Lowering blood pressure reduces cardiovascular events and all-cause mortality in people with type 2 diabetes. Although no difference is noted between different classes of blood pressure-lowering therapy for CVD outcomes, there is clear evidence that in people with type 2 diabetes, antihypertensive therapy with an ARB or angiotensin-converting enzyme inhibitor (ACEi) decreases the rate of progression of albuminuria and retinopathy, promotes regression to normoalbuminuria and may reduce the risk of decline in renal function. Combining an ARB and an ACEi is not recommended.1,13 

Blood pressure targets 

The target level for optimum blood pressure is controversial. Some international guidelines have changed their blood pressure targets to <140/90 mmHg4,14 whereas others remain at <130/80 mmHg.15 Some suggest that low targets such as <130/80 mmHg could be appropriate for people at high risk of CVD, if achievable without undue treatment burden.14 

Considering these guidelines, the RACGP recommends a blood pressure target of <140/90 mmHg for people with diabetes, with lower targets considered for younger people and those at high risk of stroke, as long as the treatment burden is not high. 

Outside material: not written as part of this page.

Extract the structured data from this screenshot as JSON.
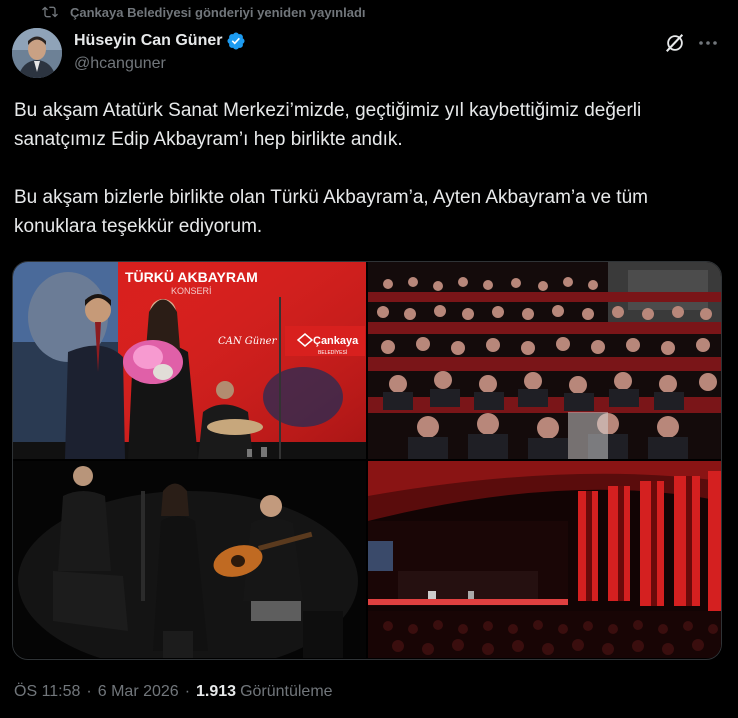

For secondary prevention of CVD, the target blood pressure for people with diabetes and microalbuminuria or proteinuria (emergent chronic kidney disease) remains <130/80 mmHg. As always, treatment targets should be individualised and people with diabetes monitored for side effects from the use of medications to achieve lower targets. 

Lipid-lowering medication 

GPs should consider treatable secondary causes of raised blood lipids before commencing pharmacotherapy. 

As part of patient centred care, develop a shared decision-making process to decide on optimal therapy including individuals’ preferences and CVD risk calculation. Statins are an appropriate first line lipid-modifying therapy.1 The results from several systematic reviews are consistent, and suggest that people with diabetes gain at least similar benefits as people without diabetes. The data clearly demonstrate that statin therapy results in a significant decrease in coronary artery disease morbidity and mortality in type 2 diabetes for those at high CVD risk.1,16,17 This benefit is in contrast to the contentious effects of improved glycaemic control in CVD risk management. 

Statin use for primary prevention of CVD 

Statins are indicated for people with diabetes at high absolute risk of CVD, at any cholesterol level.1 

Statin use for secondary prevention 

Statin therapy is recommended for all people with CVD (unless exceptional circumstances apply). 

Other lipid-lowering medications 

The evidence for using lipid-lowering medications other than statins to decrease the risk of coronary artery disease is still accumulating. Recent evidence suggests CVD benefit in select subpopulations (see below). 

Ezetimibe 

Ezetimibe has been studied in the IMPROVE-IT trial in people with diabetes and existing acute coronary syndrome. Compared with a statin alone, ezetimibe combined with a statin showed an absolute risk reduction of 5.5% (40% versus 45.5%) for the composite primary end point of cardiovascular death, major coronary events or non-fatal stroke over seven years.18 

Thus, in adults with diabetes with acute coronary syndrome, ezetimibe combined with a statin may provide additional LDL-C lowering (if >1.8 mmol/L on statin therapy and requiring CVD risk reduction). 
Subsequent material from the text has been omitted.